2012年12月26日星期三

I think this will be a wake-up call to everybody

As Matt Lipan spent Christmas Day with his wife’s family in New Castle, he debated whether they should stay the night with his in-laws and attempt their day-after-Christmas tradition of shopping, or go home to Noblesville ahead of the impending blizzard.

They went home to Noblesville, and the only shopping Lipan had done as of Wednesday afternoon involved a quick stop at Meijer for coffee, eggs, sidewalk salt and a few items for his 10-week-old baby. The family delayed its trip to Edinburgh Premium Outlets, which, like most Simon malls in Indiana, closed early because of the blizzard.

Most day-after-Christmas shoppers in Central Indiana visited grocery stores instead of electronics stores and clothing retailers, who count on post-holiday shopping to ramp up their sales numbers.

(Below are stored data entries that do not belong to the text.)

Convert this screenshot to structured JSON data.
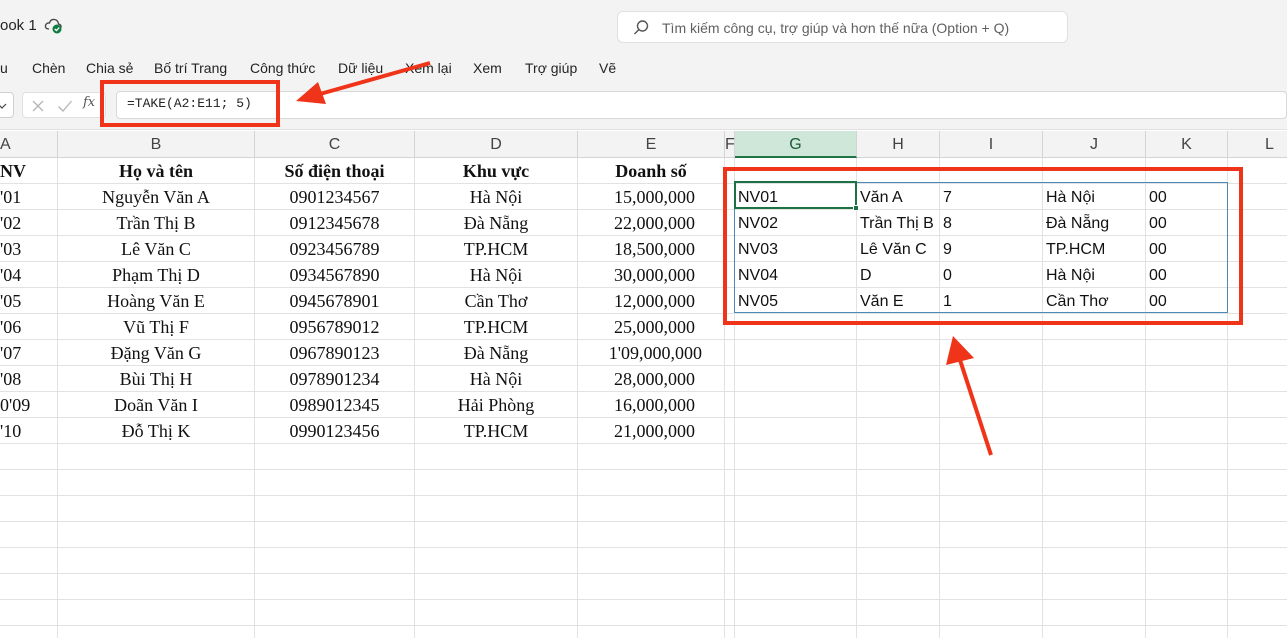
{
  "titlebar": {
    "workbook_title": "ook 1",
    "search_placeholder": "Tìm kiếm công cụ, trợ giúp và hơn thế nữa (Option + Q)"
  },
  "menu": {
    "items": [
      "u",
      "Chèn",
      "Chia sẻ",
      "Bố trí Trang",
      "Công thức",
      "Dữ liệu",
      "Xem lại",
      "Xem",
      "Trợ giúp",
      "Vẽ"
    ]
  },
  "formula_bar": {
    "fx_label": "fx",
    "formula": "=TAKE(A2:E11; 5)"
  },
  "columns": [
    "A",
    "B",
    "C",
    "D",
    "E",
    "F",
    "G",
    "H",
    "I",
    "J",
    "K",
    "L"
  ],
  "active_column": "G",
  "source_table": {
    "headers": [
      "NV",
      "Họ và tên",
      "Số điện thoại",
      "Khu vực",
      "Doanh số"
    ],
    "rows": [
      [
        "'01",
        "Nguyễn Văn A",
        "0901234567",
        "Hà Nội",
        "15,000,000"
      ],
      [
        "'02",
        "Trần Thị B",
        "0912345678",
        "Đà Nẵng",
        "22,000,000"
      ],
      [
        "'03",
        "Lê Văn C",
        "0923456789",
        "TP.HCM",
        "18,500,000"
      ],
      [
        "'04",
        "Phạm Thị D",
        "0934567890",
        "Hà Nội",
        "30,000,000"
      ],
      [
        "'05",
        "Hoàng Văn E",
        "0945678901",
        "Cần Thơ",
        "12,000,000"
      ],
      [
        "'06",
        "Vũ Thị F",
        "0956789012",
        "TP.HCM",
        "25,000,000"
      ],
      [
        "'07",
        "Đặng Văn G",
        "0967890123",
        "Đà Nẵng",
        "1'09,000,000"
      ],
      [
        "'08",
        "Bùi Thị H",
        "0978901234",
        "Hà Nội",
        "28,000,000"
      ],
      [
        "0'09",
        "Doãn Văn I",
        "0989012345",
        "Hải Phòng",
        "16,000,000"
      ],
      [
        "'10",
        "Đỗ Thị K",
        "0990123456",
        "TP.HCM",
        "21,000,000"
      ]
    ]
  },
  "result_table": {
    "rows": [
      [
        "NV01",
        "Văn A",
        "7",
        "Hà Nội",
        "00"
      ],
      [
        "NV02",
        "Trần Thị B",
        "8",
        "Đà Nẵng",
        "00"
      ],
      [
        "NV03",
        "Lê Văn C",
        "9",
        "TP.HCM",
        "00"
      ],
      [
        "NV04",
        "D",
        "0",
        "Hà Nội",
        "00"
      ],
      [
        "NV05",
        "Văn E",
        "1",
        "Cần Thơ",
        "00"
      ]
    ]
  },
  "annotation_color": "#f0341a",
  "accent_green": "#217346"
}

The weather hindered stores’ efforts to make one last push for profits before 2012 comes to a close, bringing more disappointment for retailers that generally experienced a lackluster holiday shopping season.

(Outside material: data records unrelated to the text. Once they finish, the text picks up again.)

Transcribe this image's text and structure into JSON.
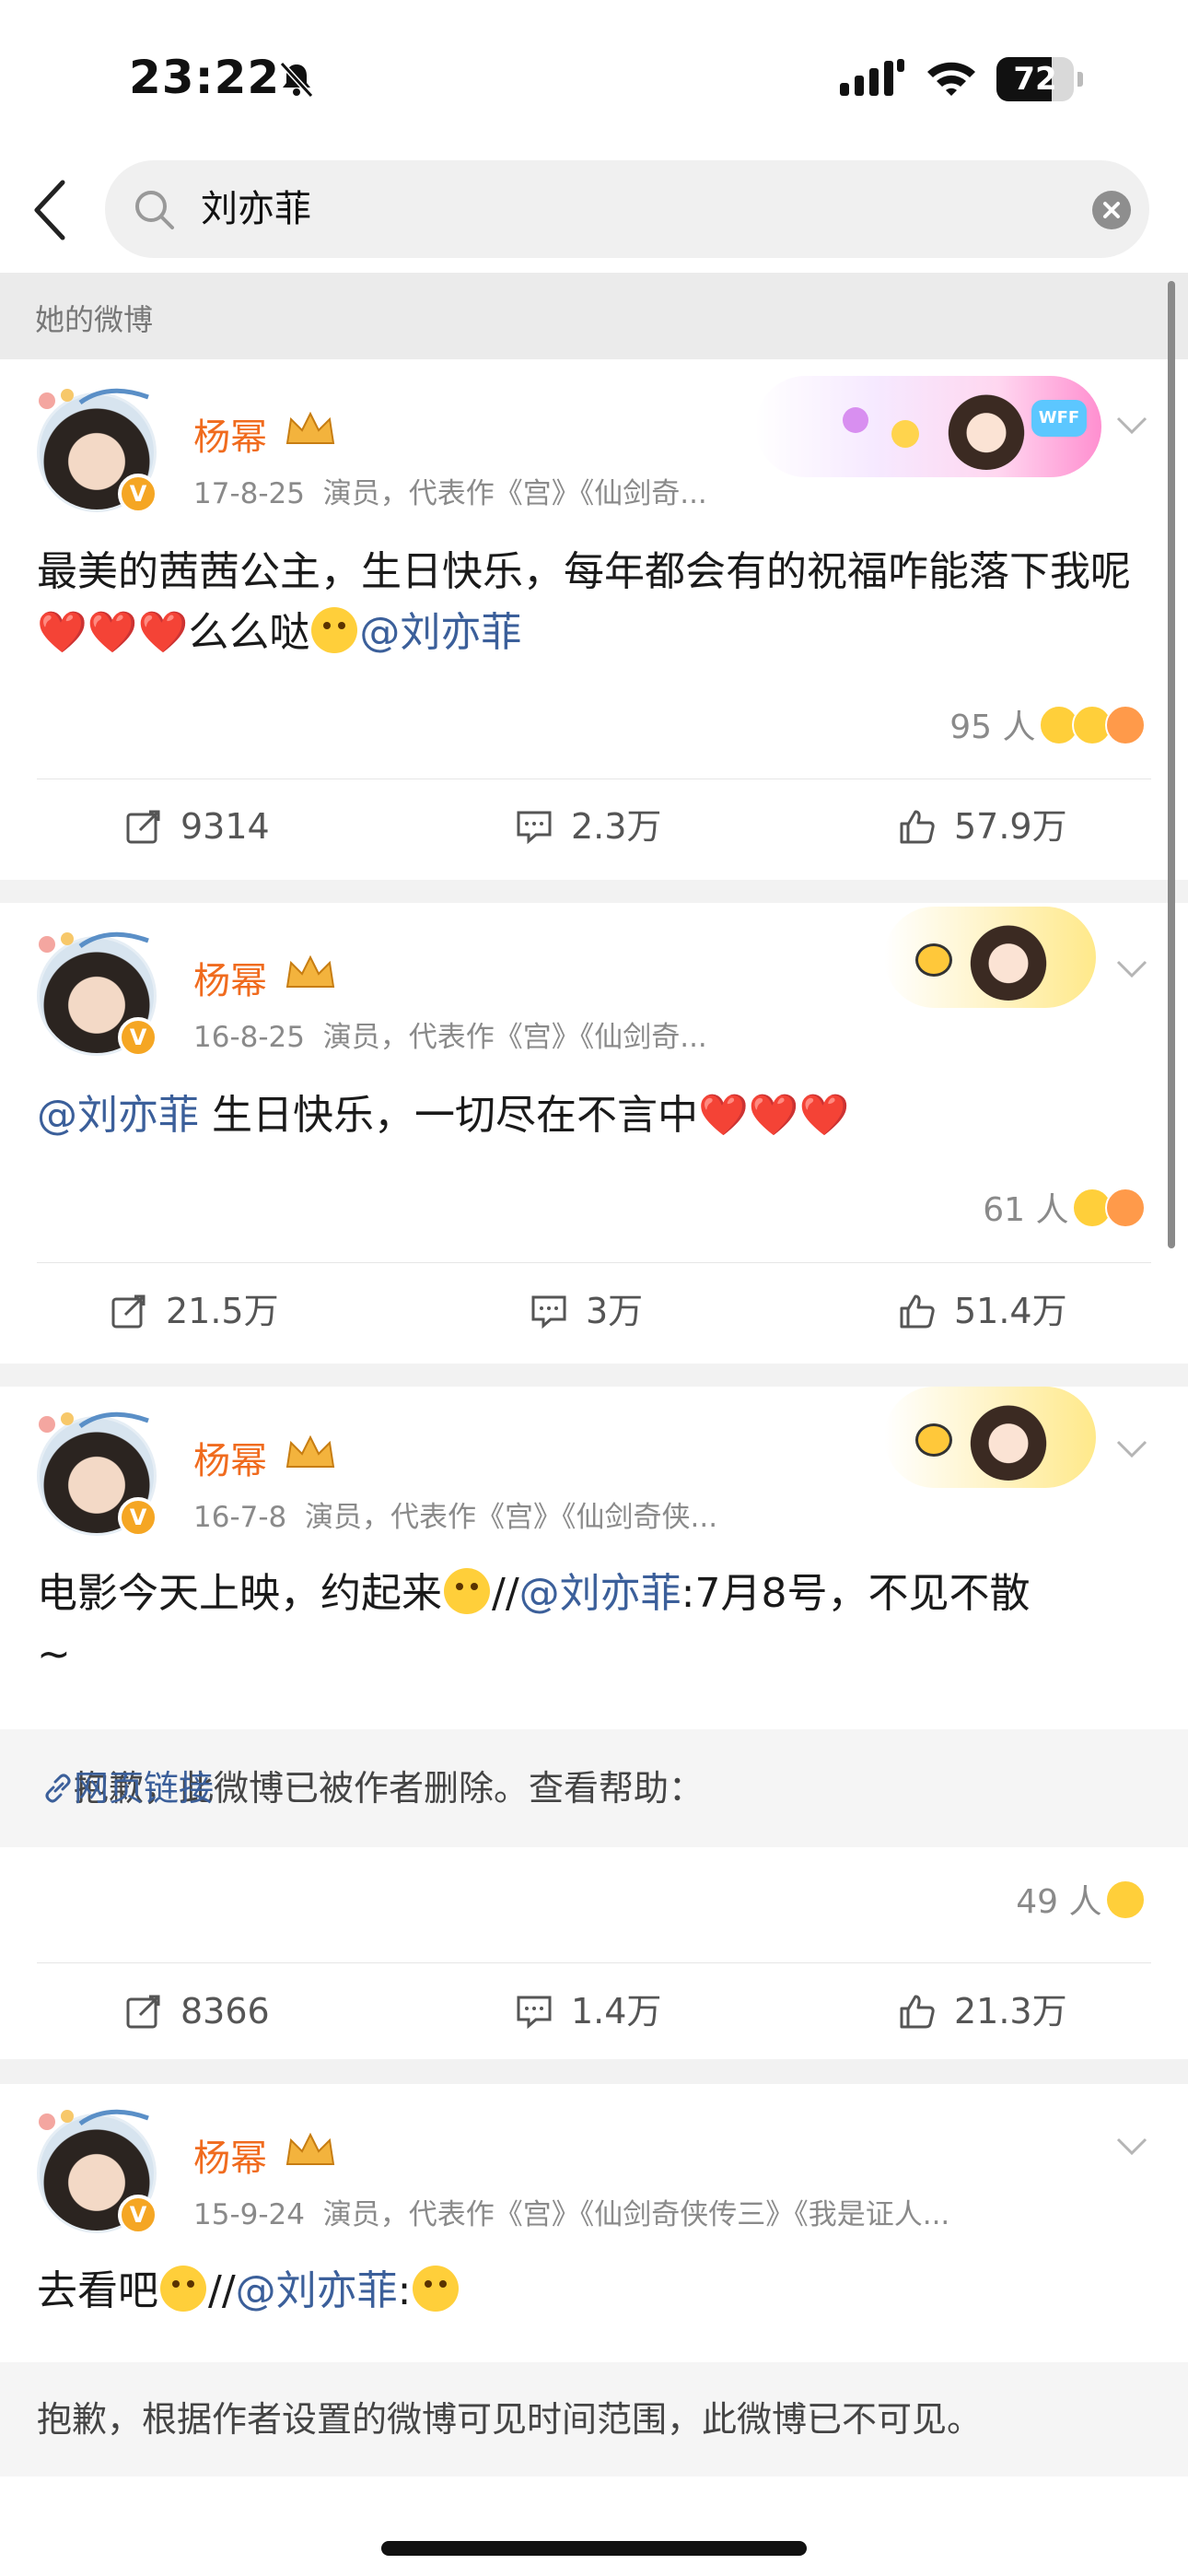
{
  "status_bar": {
    "time": "23:22",
    "battery": "72",
    "battery_level": 0.72
  },
  "search": {
    "query": "刘亦菲"
  },
  "section_label": "她的微博",
  "posts": [
    {
      "author": "杨幂",
      "date": "17-8-25",
      "meta": "演员，代表作《宫》《仙剑奇...",
      "text_before": "最美的茜茜公主，生日快乐，每年都会有的祝福咋能落下我呢",
      "hearts": "❤️❤️❤️",
      "text_mid": "么么哒",
      "mention": "@刘亦菲",
      "likers": "95 人",
      "reposts": "9314",
      "comments": "2.3万",
      "likes": "57.9万"
    },
    {
      "author": "杨幂",
      "date": "16-8-25",
      "meta": "演员，代表作《宫》《仙剑奇...",
      "mention": "@刘亦菲",
      "text": " 生日快乐，一切尽在不言中",
      "hearts": "❤️❤️❤️",
      "likers": "61 人",
      "reposts": "21.5万",
      "comments": "3万",
      "likes": "51.4万"
    },
    {
      "author": "杨幂",
      "date": "16-7-8",
      "meta": "演员，代表作《宫》《仙剑奇侠...",
      "text_before": "电影今天上映，约起来",
      "separator": "//",
      "mention": "@刘亦菲",
      "text_after": ":7月8号，不见不散",
      "text_tail": "~",
      "deleted_text": "抱歉，此微博已被作者删除。查看帮助：",
      "deleted_link": "网页链接",
      "likers": "49 人",
      "reposts": "8366",
      "comments": "1.4万",
      "likes": "21.3万"
    },
    {
      "author": "杨幂",
      "date": "15-9-24",
      "meta": "演员，代表作《宫》《仙剑奇侠传三》《我是证人...",
      "text_before": "去看吧",
      "separator": "//",
      "mention": "@刘亦菲",
      "colon": ":",
      "deleted_text": "抱歉，根据作者设置的微博可见时间范围，此微博已不可见。"
    }
  ]
}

Early numbers released this week in the MasterCard Advisers SpendingPulse report predict that sales likely increased less than 1 percent over last year, the most sluggish gain since the recession. Earlier, sales had been projected to increase 3 to 4 percent.

Stores — and consumers — just might have enough time left to finish the holiday shopping season strong, said John Talbott, associate director of the Center for Education and Research in Retailing at Indiana University’s Kelley School of Business. His prediction: People still will spend through the rest of this week and the weekend.

“I suspect that what will happen is that the dollars that people have to spend will be distributed more densely over the days they do have to spend it,” he said. “I would expect the malls to be crazy (for the rest of the week). Families have been cooped up together for four days now, so they’re going to be ready to shop.”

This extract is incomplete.